Seminggu kembali berlalu, Hata belum sadar juga. Semua orang kembali khawatir dengan Hata. Bahkan hari ini semua orang tengah berkumpul di ruangan milik Hata. Berharap hari ini Hata bisa bangun.

Adita menggenggam tangan Hata sedari tadi. Renal sendiri berdiri di samping sang istri. Untuk Disha dan Aili—mereka duduk di sofa bersama dengan Defa yang menenangkan mereka.

Jaiden dan Kazen yang juga ada di sana terus menggumamkan kata do'a seraya duduk di karpet yang tersedia di sana. Mereka benar-benar agar Hata lekas sadar. Juga lekas sembuh, supaya mereka bisa kembali berinteraksi.

Hingga tiba-tiba teriakan dari Adita membuat mereka semua terlonjak kaget.

"Abi, Hata!" teriaknya tanpa sengaja karena merasa senang luar biasa.

Pasalnya Hata tengah mengedip-ngedipkan matanya.
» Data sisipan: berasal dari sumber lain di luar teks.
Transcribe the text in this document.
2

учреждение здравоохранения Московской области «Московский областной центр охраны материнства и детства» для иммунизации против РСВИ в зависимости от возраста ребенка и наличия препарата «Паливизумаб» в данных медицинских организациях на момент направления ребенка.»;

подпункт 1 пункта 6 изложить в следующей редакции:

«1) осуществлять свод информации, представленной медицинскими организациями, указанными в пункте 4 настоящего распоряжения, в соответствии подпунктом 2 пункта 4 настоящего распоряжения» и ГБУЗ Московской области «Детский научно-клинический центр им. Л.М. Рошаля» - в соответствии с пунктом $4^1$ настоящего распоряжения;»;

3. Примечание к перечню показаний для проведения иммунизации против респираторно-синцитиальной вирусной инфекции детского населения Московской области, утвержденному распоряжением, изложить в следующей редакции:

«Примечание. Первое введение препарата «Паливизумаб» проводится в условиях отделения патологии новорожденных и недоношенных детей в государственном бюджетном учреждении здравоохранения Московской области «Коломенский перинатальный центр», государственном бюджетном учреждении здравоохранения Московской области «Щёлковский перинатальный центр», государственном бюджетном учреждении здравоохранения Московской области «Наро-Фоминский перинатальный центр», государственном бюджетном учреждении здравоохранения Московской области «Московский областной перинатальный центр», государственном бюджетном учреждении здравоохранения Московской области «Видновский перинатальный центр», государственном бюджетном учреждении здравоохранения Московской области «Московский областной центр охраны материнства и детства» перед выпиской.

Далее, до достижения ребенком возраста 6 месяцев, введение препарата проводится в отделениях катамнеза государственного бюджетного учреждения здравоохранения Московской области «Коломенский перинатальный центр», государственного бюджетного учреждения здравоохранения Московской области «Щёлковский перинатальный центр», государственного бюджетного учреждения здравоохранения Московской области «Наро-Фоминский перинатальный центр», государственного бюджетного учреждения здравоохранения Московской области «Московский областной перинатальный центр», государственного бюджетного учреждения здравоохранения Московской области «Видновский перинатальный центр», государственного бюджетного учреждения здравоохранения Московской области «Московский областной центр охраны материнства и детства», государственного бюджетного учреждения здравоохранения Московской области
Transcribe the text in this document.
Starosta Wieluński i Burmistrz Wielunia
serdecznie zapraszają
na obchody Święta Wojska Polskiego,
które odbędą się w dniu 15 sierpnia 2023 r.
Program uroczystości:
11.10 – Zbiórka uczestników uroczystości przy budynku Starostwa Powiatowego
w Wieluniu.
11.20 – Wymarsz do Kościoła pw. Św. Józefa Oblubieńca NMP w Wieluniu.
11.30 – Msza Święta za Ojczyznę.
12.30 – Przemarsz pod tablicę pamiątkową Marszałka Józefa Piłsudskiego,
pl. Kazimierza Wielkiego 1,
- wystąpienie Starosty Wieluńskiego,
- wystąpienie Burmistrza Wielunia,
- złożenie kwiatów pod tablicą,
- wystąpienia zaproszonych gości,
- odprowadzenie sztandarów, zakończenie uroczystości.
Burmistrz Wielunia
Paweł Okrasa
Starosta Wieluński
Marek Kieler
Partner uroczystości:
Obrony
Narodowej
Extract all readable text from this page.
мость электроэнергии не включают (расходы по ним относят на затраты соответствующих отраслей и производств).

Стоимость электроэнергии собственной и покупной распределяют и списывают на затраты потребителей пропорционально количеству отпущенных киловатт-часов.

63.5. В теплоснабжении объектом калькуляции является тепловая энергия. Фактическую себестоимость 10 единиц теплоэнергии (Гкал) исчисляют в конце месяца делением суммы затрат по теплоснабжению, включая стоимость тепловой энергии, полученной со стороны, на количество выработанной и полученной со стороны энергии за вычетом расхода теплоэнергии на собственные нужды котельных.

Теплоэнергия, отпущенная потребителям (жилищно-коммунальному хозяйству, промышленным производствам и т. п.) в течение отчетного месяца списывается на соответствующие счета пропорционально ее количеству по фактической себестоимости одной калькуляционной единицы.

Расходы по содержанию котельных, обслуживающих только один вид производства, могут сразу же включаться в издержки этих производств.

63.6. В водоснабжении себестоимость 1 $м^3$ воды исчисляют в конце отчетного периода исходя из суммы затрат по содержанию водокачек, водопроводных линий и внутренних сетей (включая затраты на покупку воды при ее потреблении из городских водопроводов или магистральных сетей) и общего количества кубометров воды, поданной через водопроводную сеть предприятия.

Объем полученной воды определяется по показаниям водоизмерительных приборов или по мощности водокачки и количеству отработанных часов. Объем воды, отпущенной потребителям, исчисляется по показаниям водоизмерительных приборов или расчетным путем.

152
Kazen dan Jaiden yang melihat itu langsung berlari ke luar untuk memanggil dokter yang biasa menangani Hata.

"Panggil Dokter!" teriak Jaiden dengan kalang kabut, dan tanpa sengaja ikut menarik tangan Kazen keluar.

Disha dan Aili juga sudah berdiri di samping brankar Hata. Untuk Defa, dia tetap duduk di tempatnya.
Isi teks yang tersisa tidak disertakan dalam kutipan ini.